A top Senator confronted Walmart’s privacy chief with questions about how the company conducts online tracking through its website during a hearing to discuss the potential for nationwide consumer data protections on Wednesday.
U.S. Senator Maria Cantwell of Washington held up a graphic that showed Walmart’s website contains 19 trackers, which are common throughout the internet. Cantwell apologized for singling out Walmart but questioned whether consumers were well-informed about the types of data online trackers can collect.
“You should be more upfront about that,” Cantwell said. “That’s just a little too vague on what’s happening to information and data.”
Nuala O’Connor, SVP and chief counsel for digital citizenship at Walmart, said that the trackers do not enable Walmart to share personally identifiable information with third-parties outside the company, and they are used to make its services better.
“Most of what you saw ... is likely online tracking that we do of ourselves to see who’s coming to the website,” O’Connor said. “To see how long they’re staying, to better service you on a return visit, so that as you probably note when you leave and you’ve got something in your basket, it should hopefully be there when you return.”
“We do not sell or lease personally identifiable information about our customers outside of the Walmart family,” O’Connor said.
The line of questioning touched on some of the core issues before Congress as it crafts online privacy legislation—which entities should be allowed to track consumers, collect their data online; and how can those practices be explained to consumers in a simple way. The Senate is considering a number of competing proposals to reign in online data abuses, and O’Connor was among the experts called into testify.
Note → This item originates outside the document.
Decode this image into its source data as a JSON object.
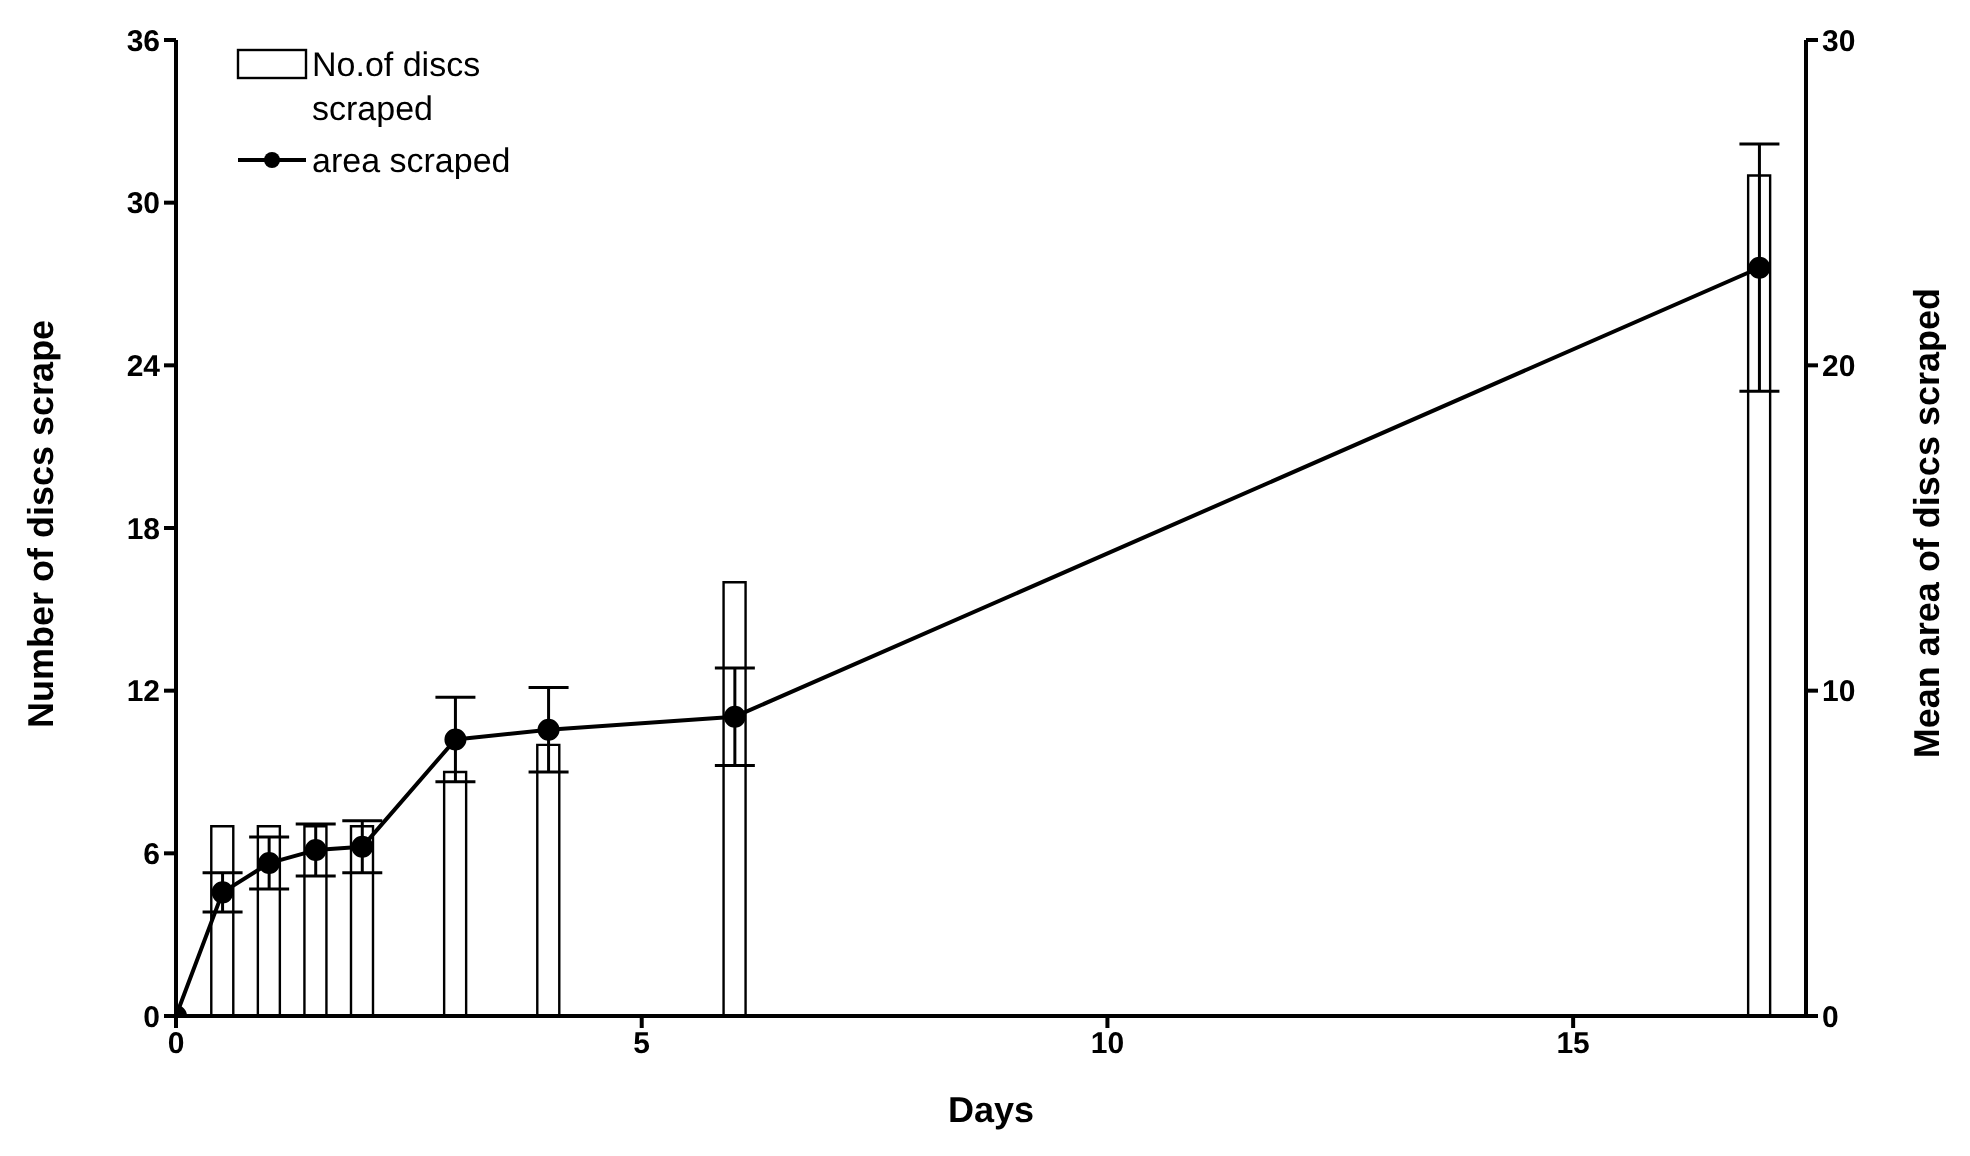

Julie Brill, former commissioner of the Federal Trade Commission and current corporate VP and deputy general counsel at Microsoft, also testified.
Despite the light call-out of Walmart’s tracking, the session was mostly tame and far less tense than similar proceedings over the past two years that have featured executives from Facebook, Google and Twitter.
Cantwell opened her remarks on Wednesday by noting that all five members of the panel are “people I know for sure care for privacy.”
In contrast, Senator Sherrod Brown had lambasted Facebook as “dangerous” in a hearing in July that included an executive from the social network.
The Senators are drafting bills that would increase the oversight power of the FTC, restrict how companies collect and share consumer data online, and provide a nationwide set of rules that would guide companies instead of a patchwork of regulations coming out of every state. Industries, especially advertising, worry that states could all go their own way and pass laws like the California Consumer Privacy Act that is taking effect in 2020.
“We are scrambling to be ready for the Jan. 1 compliance date at Walmart in California,” O’Connor said. “And to echo what has already been said, simply adding more complexity to consumers lives is not actually, I think, helping their privacy.”
The ad industry has been preparing for new rules on privacy by lobbying for its own protections as lawmakers write the bills. Just this week, the ad industry group Privacy For America issued a policy “framework” that represented input from five major advertising trade organizations.
Advertising companies and major brands are concerned that the strictest privacy measures will leave them at a disadvantage compared to the top companies in tech like Facebook, Google and Amazon. These three tech giants, for instance, have larger online platforms with direct relationships, making it easier to obtain consent from consumers to use their information.
Brill, Microsoft’s counsel, argued for some leeway when it comes to third-party data sharing, which would let companies piggyback on other companies’ relationships with consumers to make use of that data.
There is concern that Congress is placing too much emphasis on third parties, Brill said. “We need to recognize that small businesses often need to rely on third parties,” Brill said. “They don’t have within their own structures a full soup-to-nuts advertising program or a full slate of the kind of data that they would need to reach consumers.”
Some senators seem to be most-swayed by the “competition” argument, worried about enacting regulations that would stifle startups that are not as well-equipped to respond to the government’s new demands.
“The road to protecting consumers’ privacy is many times paved with good intentions,” said Maureen Ohlhausen, co-chairwoman of 21st Century Privacy Coalition, “but very difficult and fraught with peril.”